Weigel

Media Rediscovers Existence of Crazy Libertarian Ideas

Two years ago, Brian Doherty wrote a long, smart take for Reason about the Seasteading Institute – dreamed up by Milton Friedman’s grandson, a plan to build small societies in the sea where they wouldn’t be subject to international laws.

Friedman is no longer with Google. He is president of something called the Seasteading Institute. He thinks he has a feasible plan to accomplish something neither his father nor his grandfather managed, for all their inspiration to him and hundreds of thousands of others: actually creating a libertarian society. Even if it’s a small, floating one. “I would be sad if it doesn’t happen in my lifetime,” Friedman says. “But even looking at optimistic scenarios, I can see it will take several decades before I can say I really changed the world.”

Again: Two years ago. And 10 months ago, Jacob Weisberg wrote about Seasteading, too. So why is there such a frenzy about a new story pointing out what Seasteading is, and that Peter Thiel has given Friedman $1.25 million? We knew that factoid already.

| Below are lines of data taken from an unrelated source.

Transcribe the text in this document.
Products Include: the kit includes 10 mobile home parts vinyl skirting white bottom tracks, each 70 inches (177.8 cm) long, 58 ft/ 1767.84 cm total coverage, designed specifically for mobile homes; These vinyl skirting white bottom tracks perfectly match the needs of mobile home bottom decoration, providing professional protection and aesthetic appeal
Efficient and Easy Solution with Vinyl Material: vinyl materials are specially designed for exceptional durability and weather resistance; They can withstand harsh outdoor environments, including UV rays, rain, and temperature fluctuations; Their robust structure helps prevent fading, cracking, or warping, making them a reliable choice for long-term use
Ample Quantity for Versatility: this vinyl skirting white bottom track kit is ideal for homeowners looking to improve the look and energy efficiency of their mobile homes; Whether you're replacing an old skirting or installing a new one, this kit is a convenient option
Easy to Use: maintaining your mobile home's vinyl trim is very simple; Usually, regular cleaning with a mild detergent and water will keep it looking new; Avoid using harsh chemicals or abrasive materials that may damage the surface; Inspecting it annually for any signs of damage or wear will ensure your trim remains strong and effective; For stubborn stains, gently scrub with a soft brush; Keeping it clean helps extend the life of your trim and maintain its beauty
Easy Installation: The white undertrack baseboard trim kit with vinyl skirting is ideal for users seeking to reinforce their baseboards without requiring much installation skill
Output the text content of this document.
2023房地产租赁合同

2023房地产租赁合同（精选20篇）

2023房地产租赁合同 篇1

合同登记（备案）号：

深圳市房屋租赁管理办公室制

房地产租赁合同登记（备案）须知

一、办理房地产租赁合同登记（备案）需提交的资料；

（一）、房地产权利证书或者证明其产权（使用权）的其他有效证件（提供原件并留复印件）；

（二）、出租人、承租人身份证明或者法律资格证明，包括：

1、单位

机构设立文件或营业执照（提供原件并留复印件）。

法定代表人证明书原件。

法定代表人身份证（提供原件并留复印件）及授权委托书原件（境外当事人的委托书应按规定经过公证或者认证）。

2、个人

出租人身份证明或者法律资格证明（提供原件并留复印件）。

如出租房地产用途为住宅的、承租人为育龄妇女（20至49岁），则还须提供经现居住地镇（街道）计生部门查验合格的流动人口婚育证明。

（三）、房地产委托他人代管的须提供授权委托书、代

My theory is that the persistance of Ron Paul and other libertarians in the current political debate means that liberals are more interested than they have been before in making fun of libertarians. This desire outmatches the desire to find out the details of the thing being made fun of. The fact that this is the third annual Seasteading news cycle suggests that Seasteading isn’t actually catching on yet. (It took the Free State Project roughly a decade to have a winning political influence in New Hampshire, but it’s still only around 5 percent of the way toward its population target.)

I look forward to the next “Hey, have you heard about these crazy libertarian islands?” story in 2012.